Music Hall performers

Music Hall in literature, drama, and screen

The Victorian era was celebrated by the 1944 film Champagne Charlie while J. B. Priestley's 1965 novel Lost Empires evokes the world of Edwardian music hall just before the start of World War I; the title is a reference to the Empire theatres (as well as foreshadowing the decline of the British Empire itself). It was recently adapted as a television miniseries, shown in both the UK and in the U.S. as a PBS presentation. Priestley's 1929 novel The Good Companions, set in the same period, follows the lives of the members of a "concert party" or touring "Pierrot troupe."

John Osborne's play The Entertainer portrays the life and work of a second-rate music hall comedian.

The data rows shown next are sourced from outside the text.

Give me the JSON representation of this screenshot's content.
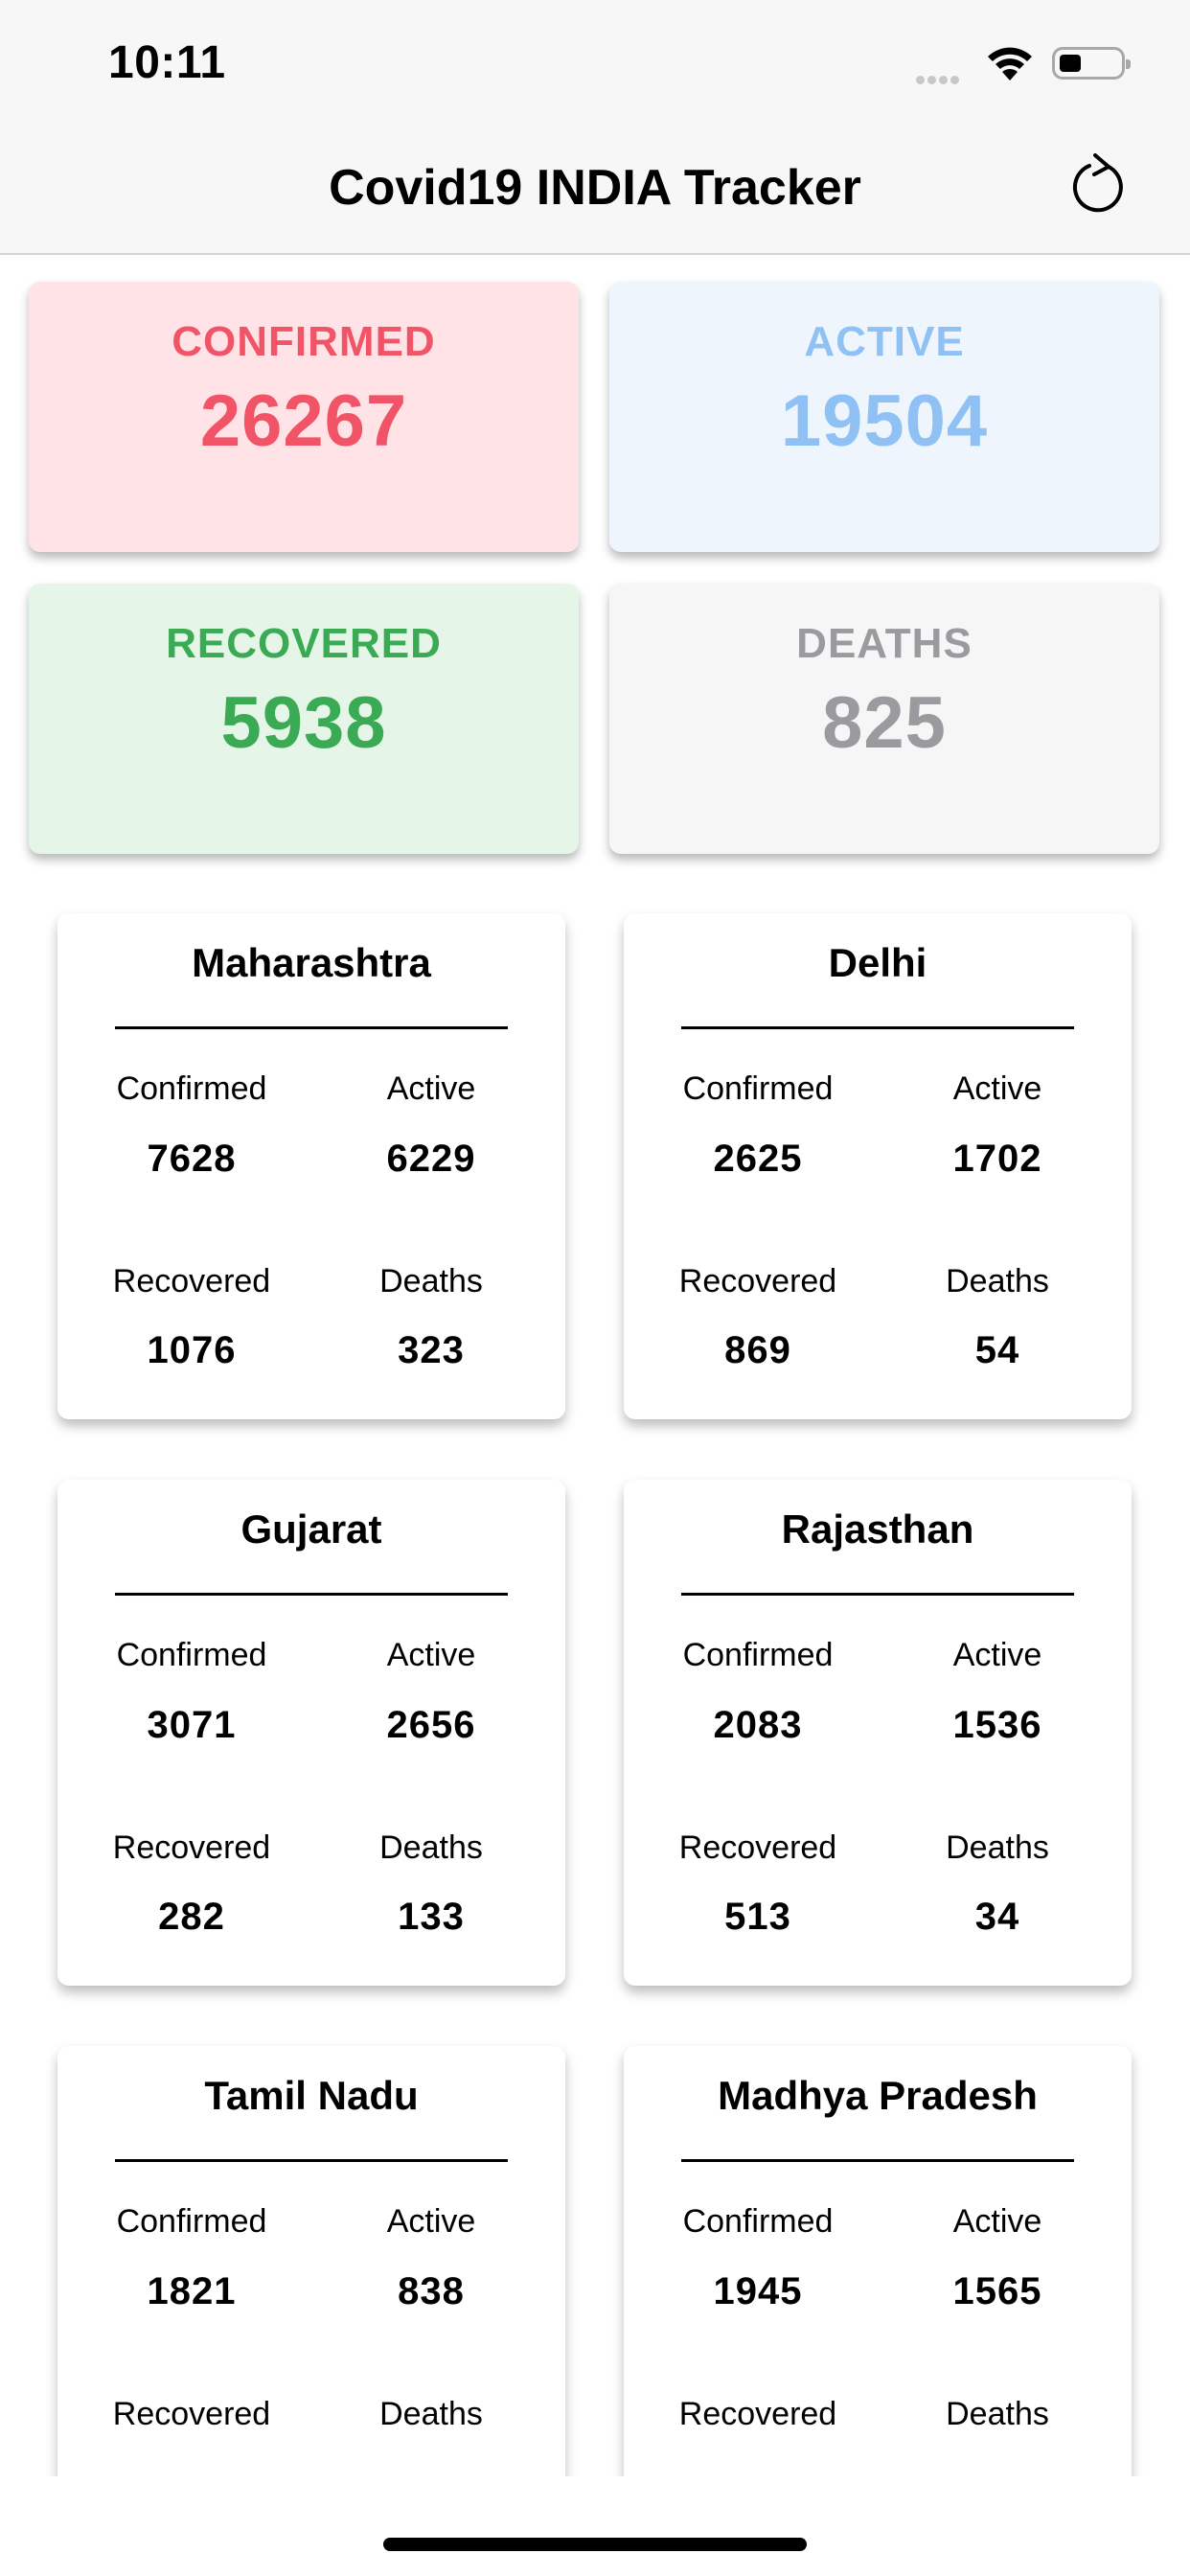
{
  "status_bar": {
    "time": "10:11"
  },
  "nav": {
    "title": "Covid19 INDIA Tracker",
    "refresh_icon": "refresh-icon"
  },
  "summary": {
    "confirmed": {
      "label": "CONFIRMED",
      "value": "26267",
      "color": "#f25467"
    },
    "active": {
      "label": "ACTIVE",
      "value": "19504",
      "color": "#8fc1f4"
    },
    "recovered": {
      "label": "RECOVERED",
      "value": "5938",
      "color": "#3aaa55"
    },
    "deaths": {
      "label": "DEATHS",
      "value": "825",
      "color": "#9b9b9f"
    }
  },
  "labels": {
    "confirmed": "Confirmed",
    "active": "Active",
    "recovered": "Recovered",
    "deaths": "Deaths"
  },
  "states": [
    {
      "name": "Maharashtra",
      "confirmed": "7628",
      "active": "6229",
      "recovered": "1076",
      "deaths": "323"
    },
    {
      "name": "Delhi",
      "confirmed": "2625",
      "active": "1702",
      "recovered": "869",
      "deaths": "54"
    },
    {
      "name": "Gujarat",
      "confirmed": "3071",
      "active": "2656",
      "recovered": "282",
      "deaths": "133"
    },
    {
      "name": "Rajasthan",
      "confirmed": "2083",
      "active": "1536",
      "recovered": "513",
      "deaths": "34"
    },
    {
      "name": "Tamil Nadu",
      "confirmed": "1821",
      "active": "838",
      "recovered": "",
      "deaths": ""
    },
    {
      "name": "Madhya Pradesh",
      "confirmed": "1945",
      "active": "1565",
      "recovered": "",
      "deaths": ""
    }
  ]
}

Existent Music Halls in London

An outstanding example of the late Music Hall period is the Hackney Empire. This has been restored to its moorish splendour and now provides an eclectic programme of events from opera to Black Variety Nights. A mile to the south is Hoxton Hall. An 1863 example of the saloon-style, unrestored but maintained in its original layout, and currently used as a community centre and theatre. Collins Music Hall still stands on the North side of Islington Green, sadly it currently forms part of a bookshop. The Grand, in Clapham, has been restored, and is used as a music venue. In the non-descript Grace's Alley, off Cable Street, Stepney survives Wilton's Music Hall. This 1858 building survived use as a church, fire, flood and war intact, but vitually derelict. It has been rescued by the Broomhill Opera and is used for opera and theatrical productions. Many of these buildings can be seen as part of the annual London Open House event. Outside London, there remains the Leeds City Varieties, The Gaiety Theatre (Isle of Man), and the Britannia Music Hall, Glasgow. The later is still standing, but there is a restoration appeal.

See also


The term Music Hall is also used to describe some large musical venues, such as the Paris Olympia and Radio City Music Hall.